As one gentlemen told us at Salt Lake’s Coffee Garden,
"Yeah, it's my friend. I can't live without it."
Our phones sleep next to us at night and keep us company during the day.
If we lose them, we totally freak out.
Dr. Douglas Goldsmith is the executive director of The Children’s Center.
Goldsmith says on the positive side, cell phones help foster friendships and can be a valuable learning tool,
"For someone with autism, going into a chat room where there's no faces to contend with and [they're] just writing and feeling like I am in a relationship, it's a fantastic experience."

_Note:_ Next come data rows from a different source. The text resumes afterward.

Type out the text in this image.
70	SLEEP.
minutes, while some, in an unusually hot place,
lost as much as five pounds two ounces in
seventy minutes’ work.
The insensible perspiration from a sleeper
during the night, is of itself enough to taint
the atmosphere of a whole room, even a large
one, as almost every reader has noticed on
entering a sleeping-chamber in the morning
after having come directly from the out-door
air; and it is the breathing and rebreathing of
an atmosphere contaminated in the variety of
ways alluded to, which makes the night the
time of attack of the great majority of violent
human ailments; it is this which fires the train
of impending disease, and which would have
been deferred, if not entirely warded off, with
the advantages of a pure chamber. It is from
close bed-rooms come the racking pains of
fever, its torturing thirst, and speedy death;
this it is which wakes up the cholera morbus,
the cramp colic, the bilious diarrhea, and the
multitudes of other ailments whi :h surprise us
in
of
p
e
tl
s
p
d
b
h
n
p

In a special edition about wireless tools, Time magazine reported that:
- 9 out of 10 Americans have a mobile phone
- 20% of those with phones check them every five minutes
- And nearly a quarter of those surveyed admitted sending a provocative picture using their phone.
Now, we also asked Dr. Goldsmith what concerned about him cell phone use.
He told us he sees three year old children throwing temper tantrums when they can't have their parent’s phones. Also, that he sees families sitting side by side, texting and not talking,
"I think this has an impact on relationships, especially with kids. When kids are now texting in six words and thinking that's a conversation, that's not a conversation."
But when we asked a young woman at the Coffee Garden what life would be like without her cell phone,
She told us,
"It would be like the 50's."
Dr. Goldsmith concluded by saying that, regardless of how we feel about our phones and this new wireless world, the future is here to stay,
"We can love it, we can hate it, we really have to learn to live with it."